Amnesty International called on the governor of Anambra State, southeastern Nigeria, on Wednesday to end human rights abuses committed by its "crime busting" unit, the so-called Bakassi Boys.
The appeal followed a recent visit to the state of an Amnesty International delegation. Delegates were inside the compound of the Government House, en route to an appointment with the chairman of the Anambra State Vigilante Service (the Bakassi Boys) when the delegates witnessed an attempted summary execution of a 50 year old man.
Amnesty said its delegation was less than five metres away from 12 men armed with automatic weapons, machetes, and bandoliers, dressed in black and wearing dark glasses. The victim, Amnesty said, was on his knees, his arms tied behind his back and his face "disfigured by recent beatings" and bleeding profusely.
"AVS members were pouring petrol over the man's body with the clear intention of setting him on fire," Amnesty reported. "When they realized that there were strangers watching the scene, they bundled their victim into a van, loaded the vehicle with machetes and guns, and drove away."
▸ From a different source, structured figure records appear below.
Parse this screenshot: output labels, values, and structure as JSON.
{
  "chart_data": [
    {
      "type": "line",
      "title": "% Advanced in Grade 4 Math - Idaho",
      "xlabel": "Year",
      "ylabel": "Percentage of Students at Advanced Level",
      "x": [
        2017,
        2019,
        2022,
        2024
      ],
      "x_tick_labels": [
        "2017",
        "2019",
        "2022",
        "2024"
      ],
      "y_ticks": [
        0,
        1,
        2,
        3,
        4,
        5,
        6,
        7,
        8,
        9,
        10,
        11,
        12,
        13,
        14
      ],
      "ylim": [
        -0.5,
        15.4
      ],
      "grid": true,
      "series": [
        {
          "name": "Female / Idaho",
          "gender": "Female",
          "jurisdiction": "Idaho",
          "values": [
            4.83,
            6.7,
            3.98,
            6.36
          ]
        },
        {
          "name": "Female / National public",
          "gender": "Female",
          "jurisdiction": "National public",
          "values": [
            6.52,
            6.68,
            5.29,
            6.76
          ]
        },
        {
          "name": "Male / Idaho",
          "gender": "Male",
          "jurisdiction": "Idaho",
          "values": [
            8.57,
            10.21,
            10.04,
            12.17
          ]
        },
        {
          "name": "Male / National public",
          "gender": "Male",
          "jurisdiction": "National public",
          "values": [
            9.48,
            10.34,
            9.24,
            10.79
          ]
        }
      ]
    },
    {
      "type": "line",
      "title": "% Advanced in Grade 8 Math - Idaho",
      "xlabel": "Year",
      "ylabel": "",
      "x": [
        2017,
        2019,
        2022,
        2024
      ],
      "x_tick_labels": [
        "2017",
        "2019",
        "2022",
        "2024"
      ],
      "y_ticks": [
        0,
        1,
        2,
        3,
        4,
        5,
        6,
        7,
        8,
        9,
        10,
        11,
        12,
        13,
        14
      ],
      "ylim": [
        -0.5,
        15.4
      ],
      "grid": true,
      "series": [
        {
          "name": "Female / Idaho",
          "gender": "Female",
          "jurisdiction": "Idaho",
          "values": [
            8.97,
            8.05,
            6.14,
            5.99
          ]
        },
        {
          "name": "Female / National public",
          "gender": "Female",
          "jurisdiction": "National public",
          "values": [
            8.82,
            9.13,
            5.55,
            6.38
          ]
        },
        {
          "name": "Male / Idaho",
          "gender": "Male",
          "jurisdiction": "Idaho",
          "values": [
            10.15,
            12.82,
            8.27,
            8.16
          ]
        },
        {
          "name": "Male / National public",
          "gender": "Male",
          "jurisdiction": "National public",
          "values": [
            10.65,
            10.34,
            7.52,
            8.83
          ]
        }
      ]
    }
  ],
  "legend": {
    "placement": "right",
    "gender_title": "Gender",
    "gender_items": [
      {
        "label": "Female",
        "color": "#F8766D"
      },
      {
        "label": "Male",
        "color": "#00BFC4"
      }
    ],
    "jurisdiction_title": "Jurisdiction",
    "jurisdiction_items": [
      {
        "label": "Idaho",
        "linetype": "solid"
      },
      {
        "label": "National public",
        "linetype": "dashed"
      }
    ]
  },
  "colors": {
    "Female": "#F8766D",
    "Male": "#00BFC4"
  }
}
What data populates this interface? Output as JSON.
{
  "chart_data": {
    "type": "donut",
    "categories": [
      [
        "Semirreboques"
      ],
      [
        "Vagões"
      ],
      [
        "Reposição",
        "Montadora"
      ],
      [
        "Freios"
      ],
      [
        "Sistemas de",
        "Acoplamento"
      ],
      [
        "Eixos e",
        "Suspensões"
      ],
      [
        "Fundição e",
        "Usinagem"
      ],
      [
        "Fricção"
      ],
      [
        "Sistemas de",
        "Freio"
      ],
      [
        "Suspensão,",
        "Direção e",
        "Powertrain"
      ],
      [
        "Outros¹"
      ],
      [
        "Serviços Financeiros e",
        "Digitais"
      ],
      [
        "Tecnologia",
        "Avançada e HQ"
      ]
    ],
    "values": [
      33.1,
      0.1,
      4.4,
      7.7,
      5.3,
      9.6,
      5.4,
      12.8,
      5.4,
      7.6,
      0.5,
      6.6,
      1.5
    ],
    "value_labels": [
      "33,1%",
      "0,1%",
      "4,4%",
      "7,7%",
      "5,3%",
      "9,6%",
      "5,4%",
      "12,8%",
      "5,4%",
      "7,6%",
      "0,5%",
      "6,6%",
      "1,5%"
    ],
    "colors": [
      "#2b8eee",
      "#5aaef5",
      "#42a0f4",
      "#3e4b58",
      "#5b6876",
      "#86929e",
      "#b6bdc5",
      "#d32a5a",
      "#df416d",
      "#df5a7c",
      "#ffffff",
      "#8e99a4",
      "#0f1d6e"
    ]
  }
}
The incident occurred just 100 metres from the State governor's office. "This episode is illustrative of the exceptionally serious abuses, committed by the Anambra State Vigilante Service," Amnesty reported.
It said there had been reports of over 1,000 summary executions committed by the Anambra vigilante in the past two years, and "several dozen" people had been reported tortured or disappeared. "Similar violations are carried out by armed groups - many of them having formal or informal links with state government authorities - throughout Nigeria," Amnesty added.
It expressed concern that the alternative armed security forces in several Nigerian states appeared to "fall outside the law" and that they engage in "widespread abuses of human rights with impunity".
Nigerian President Olusegun Obasanjo, trying to curb this kind of activity, has tabled a bill before the federal legislature that, if passed, would allow him to ban such ethnic vigilantes.